I had an Atala 1981 Campione d'Italia, also 23# even with some weight-weenie parts (pedals, saddle), likewise my Shogun 400 for commuting is 23#. Even my old full-Campy Alan was pushing 22-23.
My recently built Vitus 979 is 19#. So I have to concur with the other posters- a "typical" good 80's road bike is going to be about 22-23 pounds, and if you want to go lighter, it's going to be aluminum, tubulars, perhaps updating to carbon fork & seatpost, etc. If you want it to be chaep, and a commuter, going for light weight isn't a practical way to go, anyway.
+1 on that frame. Got one & love it!
Honestly, why the fixation on weight? If you get a name brand, middle-of-the-line or higher bike, you're going to get something under 25 lbs (my freakin' huge Raleigh Pro is about 23 lbs with campy everything). For pretty much everything but balls-out racing, I'd expect that a sub-25lb steel frame would work fine.
1951 Raleigh Lenton Sports
1967 Phillips Sports
1974 Peugeot UO-8 fixed gear
1978 Raleigh Super Course
1981 Schwinn LeTour
1984 Nishiki Riviera GT
1987 Nishiki Modulus
1988 Fuji Palisade
1994 Univega Activa Trail (converted to drops)
Master of the low end garbajj!
In my experience, a truly sub-20 lb bike was a rarity and usually involved some pretty extreme compromises. Even then, when you did see a 20 pounder, it was usually a tiny size, too.
Get a lightweight bike. Raleigh Pro's, top of the line Bianchi's, etc are great bikes with great components and can be found at reasonable prices. Buy a 531 frame in an appropriate size outfitted with Nuovo Record components. That will be a good vintage bike - guaranteed!
If you want a status symbol, buy the MASI (or whatever). It will also be a good bike.
Want it to feel light, lighter than it is? Do yourself a favor - be sure your new machine has light-weight rims and light-weight but great quality tires (for example, tubular tires or the Challenge "open tubulars").
i already got the raleigh, it's a cool bike, light enough, smooth enough, took it to the lbs for a 60 dollar tune up
gotta get used to the old school shifting, unfortunately none of the spare parts i had lying around would fit it, so my upgradeitis is dead until i get the sram group for my CF bike and transfer the ultegra to this bike (if its even possible)

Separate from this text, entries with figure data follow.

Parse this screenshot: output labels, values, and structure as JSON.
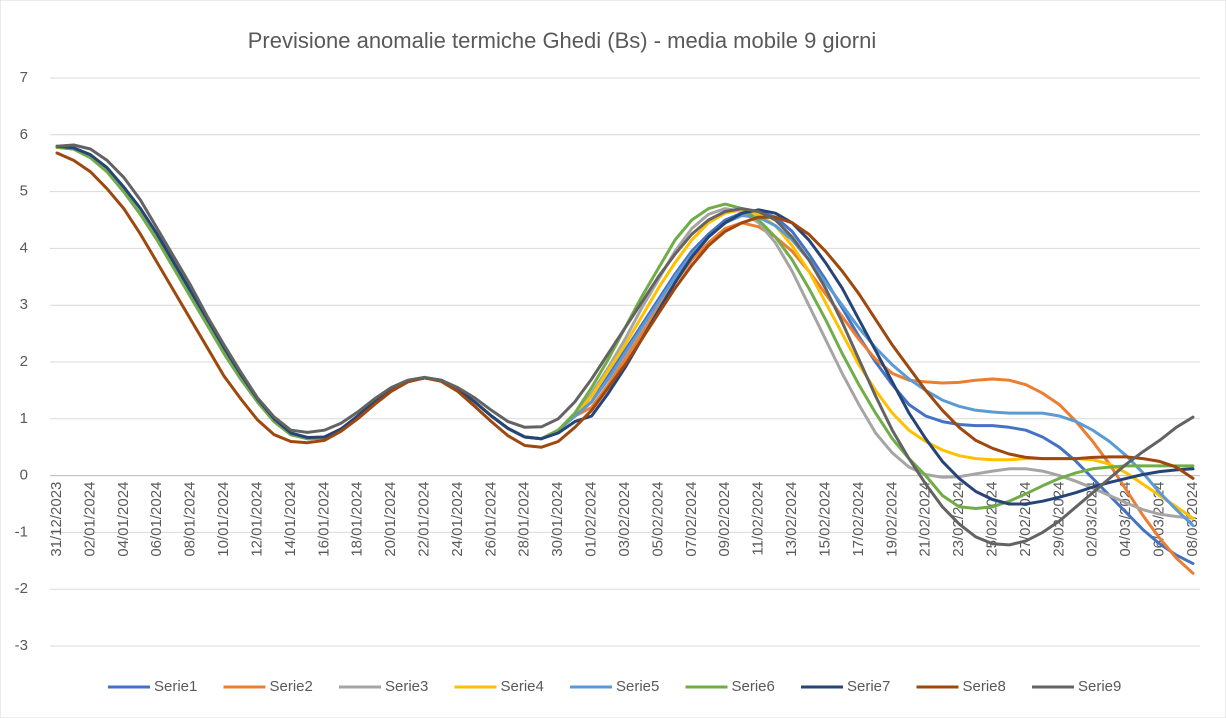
{
  "chart_data": {
    "type": "line",
    "title": "Previsione anomalie termiche Ghedi (Bs) - media mobile 9 giorni",
    "categories": [
      "31/12/2023",
      null,
      "02/01/2024",
      null,
      "04/01/2024",
      null,
      "06/01/2024",
      null,
      "08/01/2024",
      null,
      "10/01/2024",
      null,
      "12/01/2024",
      null,
      "14/01/2024",
      null,
      "16/01/2024",
      null,
      "18/01/2024",
      null,
      "20/01/2024",
      null,
      "22/01/2024",
      null,
      "24/01/2024",
      null,
      "26/01/2024",
      null,
      "28/01/2024",
      null,
      "30/01/2024",
      null,
      "01/02/2024",
      null,
      "03/02/2024",
      null,
      "05/02/2024",
      null,
      "07/02/2024",
      null,
      "09/02/2024",
      null,
      "11/02/2024",
      null,
      "13/02/2024",
      null,
      "15/02/2024",
      null,
      "17/02/2024",
      null,
      "19/02/2024",
      null,
      "21/02/2024",
      null,
      "23/02/2024",
      null,
      "25/02/2024",
      null,
      "27/02/2024",
      null,
      "29/02/2024",
      null,
      "02/03/2024",
      null,
      "04/03/2024",
      null,
      "06/03/2024",
      null,
      "08/03/2024"
    ],
    "ylim": [
      -3,
      7
    ],
    "yticks": [
      -3,
      -2,
      -1,
      0,
      1,
      2,
      3,
      4,
      5,
      6,
      7
    ],
    "grid": true,
    "legend": "bottom",
    "series": [
      {
        "name": "Serie1",
        "color": "#4472c4",
        "values": [
          5.78,
          5.75,
          5.6,
          5.35,
          5.0,
          4.6,
          4.15,
          3.65,
          3.15,
          2.65,
          2.15,
          1.7,
          1.3,
          0.95,
          0.72,
          0.65,
          0.66,
          0.82,
          1.05,
          1.3,
          1.5,
          1.66,
          1.72,
          1.68,
          1.52,
          1.3,
          1.05,
          0.83,
          0.68,
          0.65,
          0.8,
          1.05,
          1.3,
          1.75,
          2.2,
          2.65,
          3.1,
          3.55,
          3.95,
          4.25,
          4.5,
          4.62,
          4.65,
          4.55,
          4.3,
          3.9,
          3.45,
          2.95,
          2.45,
          2.0,
          1.6,
          1.25,
          1.05,
          0.95,
          0.9,
          0.88,
          0.88,
          0.85,
          0.8,
          0.68,
          0.5,
          0.25,
          -0.05,
          -0.35,
          -0.65,
          -0.95,
          -1.2,
          -1.4,
          -1.55
        ]
      },
      {
        "name": "Serie2",
        "color": "#ed7d31",
        "values": [
          5.78,
          5.75,
          5.6,
          5.35,
          5.0,
          4.6,
          4.15,
          3.65,
          3.15,
          2.65,
          2.15,
          1.7,
          1.3,
          0.95,
          0.72,
          0.65,
          0.66,
          0.82,
          1.05,
          1.3,
          1.5,
          1.66,
          1.72,
          1.68,
          1.52,
          1.3,
          1.05,
          0.83,
          0.68,
          0.65,
          0.8,
          1.05,
          1.2,
          1.6,
          2.05,
          2.5,
          2.95,
          3.4,
          3.8,
          4.1,
          4.35,
          4.45,
          4.38,
          4.2,
          3.95,
          3.6,
          3.2,
          2.8,
          2.4,
          2.05,
          1.8,
          1.68,
          1.65,
          1.63,
          1.64,
          1.68,
          1.7,
          1.68,
          1.6,
          1.45,
          1.25,
          0.95,
          0.6,
          0.2,
          -0.25,
          -0.7,
          -1.1,
          -1.45,
          -1.72
        ]
      },
      {
        "name": "Serie3",
        "color": "#a5a5a5",
        "values": [
          5.78,
          5.75,
          5.6,
          5.35,
          5.0,
          4.6,
          4.15,
          3.65,
          3.15,
          2.65,
          2.15,
          1.7,
          1.3,
          0.95,
          0.72,
          0.65,
          0.66,
          0.82,
          1.05,
          1.3,
          1.5,
          1.66,
          1.72,
          1.68,
          1.52,
          1.3,
          1.05,
          0.83,
          0.68,
          0.65,
          0.8,
          1.05,
          1.45,
          1.9,
          2.4,
          2.95,
          3.45,
          3.95,
          4.35,
          4.6,
          4.7,
          4.65,
          4.45,
          4.1,
          3.6,
          3.0,
          2.4,
          1.8,
          1.25,
          0.75,
          0.4,
          0.15,
          0.02,
          -0.03,
          -0.02,
          0.03,
          0.08,
          0.12,
          0.12,
          0.08,
          0.0,
          -0.1,
          -0.22,
          -0.35,
          -0.48,
          -0.6,
          -0.68,
          -0.72,
          -0.75
        ]
      },
      {
        "name": "Serie4",
        "color": "#ffc000",
        "values": [
          5.78,
          5.75,
          5.6,
          5.35,
          5.0,
          4.6,
          4.15,
          3.65,
          3.15,
          2.65,
          2.15,
          1.7,
          1.3,
          0.95,
          0.72,
          0.65,
          0.66,
          0.82,
          1.05,
          1.3,
          1.5,
          1.66,
          1.72,
          1.68,
          1.52,
          1.3,
          1.05,
          0.83,
          0.68,
          0.65,
          0.8,
          1.05,
          1.4,
          1.85,
          2.3,
          2.8,
          3.3,
          3.75,
          4.15,
          4.45,
          4.62,
          4.68,
          4.6,
          4.4,
          4.05,
          3.6,
          3.05,
          2.5,
          1.95,
          1.5,
          1.1,
          0.8,
          0.6,
          0.45,
          0.35,
          0.3,
          0.28,
          0.28,
          0.3,
          0.3,
          0.3,
          0.3,
          0.28,
          0.2,
          0.05,
          -0.15,
          -0.35,
          -0.55,
          -0.75
        ]
      },
      {
        "name": "Serie5",
        "color": "#5b9bd5",
        "values": [
          5.78,
          5.75,
          5.6,
          5.35,
          5.0,
          4.6,
          4.15,
          3.65,
          3.15,
          2.65,
          2.15,
          1.7,
          1.3,
          0.95,
          0.72,
          0.65,
          0.66,
          0.82,
          1.05,
          1.3,
          1.5,
          1.66,
          1.72,
          1.68,
          1.52,
          1.3,
          1.05,
          0.83,
          0.68,
          0.65,
          0.8,
          1.05,
          1.3,
          1.7,
          2.15,
          2.6,
          3.05,
          3.5,
          3.9,
          4.2,
          4.45,
          4.58,
          4.55,
          4.4,
          4.15,
          3.8,
          3.4,
          3.0,
          2.6,
          2.25,
          1.95,
          1.7,
          1.5,
          1.33,
          1.22,
          1.15,
          1.12,
          1.1,
          1.1,
          1.1,
          1.05,
          0.95,
          0.8,
          0.6,
          0.35,
          0.05,
          -0.3,
          -0.6,
          -0.88
        ]
      },
      {
        "name": "Serie6",
        "color": "#70ad47",
        "values": [
          5.78,
          5.75,
          5.6,
          5.35,
          5.0,
          4.6,
          4.15,
          3.65,
          3.15,
          2.65,
          2.15,
          1.7,
          1.3,
          0.95,
          0.72,
          0.65,
          0.66,
          0.82,
          1.05,
          1.3,
          1.5,
          1.66,
          1.72,
          1.68,
          1.52,
          1.3,
          1.05,
          0.83,
          0.68,
          0.65,
          0.8,
          1.1,
          1.55,
          2.05,
          2.6,
          3.15,
          3.65,
          4.15,
          4.5,
          4.7,
          4.78,
          4.7,
          4.5,
          4.2,
          3.8,
          3.3,
          2.75,
          2.15,
          1.6,
          1.1,
          0.65,
          0.3,
          0.0,
          -0.35,
          -0.55,
          -0.58,
          -0.55,
          -0.45,
          -0.32,
          -0.18,
          -0.05,
          0.05,
          0.12,
          0.15,
          0.17,
          0.17,
          0.17,
          0.17,
          0.17
        ]
      },
      {
        "name": "Serie7",
        "color": "#264478",
        "values": [
          5.8,
          5.77,
          5.65,
          5.42,
          5.08,
          4.7,
          4.25,
          3.75,
          3.25,
          2.75,
          2.25,
          1.78,
          1.35,
          1.0,
          0.75,
          0.67,
          0.68,
          0.82,
          1.05,
          1.3,
          1.5,
          1.66,
          1.72,
          1.68,
          1.52,
          1.3,
          1.05,
          0.83,
          0.68,
          0.65,
          0.75,
          0.95,
          1.05,
          1.45,
          1.9,
          2.4,
          2.9,
          3.4,
          3.85,
          4.2,
          4.45,
          4.62,
          4.68,
          4.62,
          4.45,
          4.15,
          3.75,
          3.3,
          2.75,
          2.2,
          1.65,
          1.1,
          0.65,
          0.25,
          -0.05,
          -0.28,
          -0.42,
          -0.5,
          -0.5,
          -0.45,
          -0.38,
          -0.3,
          -0.2,
          -0.12,
          -0.05,
          0.02,
          0.07,
          0.1,
          0.12
        ]
      },
      {
        "name": "Serie8",
        "color": "#9e480e",
        "values": [
          5.68,
          5.55,
          5.35,
          5.05,
          4.7,
          4.25,
          3.75,
          3.25,
          2.75,
          2.25,
          1.75,
          1.35,
          0.98,
          0.72,
          0.6,
          0.58,
          0.62,
          0.78,
          1.0,
          1.25,
          1.48,
          1.65,
          1.72,
          1.66,
          1.48,
          1.22,
          0.95,
          0.7,
          0.53,
          0.5,
          0.6,
          0.85,
          1.15,
          1.55,
          1.95,
          2.4,
          2.85,
          3.3,
          3.7,
          4.05,
          4.3,
          4.45,
          4.55,
          4.55,
          4.45,
          4.25,
          3.95,
          3.6,
          3.2,
          2.75,
          2.3,
          1.9,
          1.5,
          1.15,
          0.85,
          0.62,
          0.48,
          0.38,
          0.32,
          0.3,
          0.3,
          0.3,
          0.32,
          0.33,
          0.33,
          0.3,
          0.25,
          0.15,
          -0.05
        ]
      },
      {
        "name": "Serie9",
        "color": "#636363",
        "values": [
          5.8,
          5.82,
          5.75,
          5.55,
          5.25,
          4.85,
          4.35,
          3.85,
          3.35,
          2.8,
          2.3,
          1.82,
          1.37,
          1.03,
          0.8,
          0.76,
          0.8,
          0.92,
          1.12,
          1.35,
          1.55,
          1.68,
          1.73,
          1.68,
          1.55,
          1.37,
          1.15,
          0.95,
          0.85,
          0.86,
          1.0,
          1.3,
          1.7,
          2.15,
          2.6,
          3.05,
          3.5,
          3.9,
          4.25,
          4.5,
          4.65,
          4.7,
          4.65,
          4.5,
          4.2,
          3.8,
          3.3,
          2.7,
          2.05,
          1.4,
          0.8,
          0.3,
          -0.15,
          -0.55,
          -0.85,
          -1.08,
          -1.2,
          -1.22,
          -1.15,
          -1.0,
          -0.8,
          -0.55,
          -0.3,
          -0.05,
          0.2,
          0.42,
          0.62,
          0.85,
          1.03
        ]
      }
    ]
  }
}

Remember that bike weight depends on frame size, stem length, seat post length, your own weight, and on the roads on which you ride, so it depends how light you can get or want to get. I ride 58cm seat tube c-to-c and have several Italian bikes in Columbus tubing ranging from 22.5 to 23.1 pounds, and I'm not trying for light wheels and tires due to rough roads and my own weight.
This is an old thread and I am about to try to shed some of my body weight in order to ride my sub 14lb. Vitus, completely custom. Very little magnetic on this 57cm beauty. Wheels by Dave Thomas with the front wheel tipping the scales at 495 grams! FiberFlite carbon fiber spokes date the machine. cinelli1R stem bolt anD I even have a spare! Brody magnesium wedge and a Sachs-Huret magnesium freewheel, lots of rare obsolete parts made this machine quick and unique. Mark
Yes, Please take pics asap for us, before the super weenie Vitus flies away with the wind......
And then we might assume the uber weenie ("completely custom"?? Were you cutting the frame tubes short too??) bike "never happened".....
Last edited by Chombi; 07-30-14 at 04:30 PM.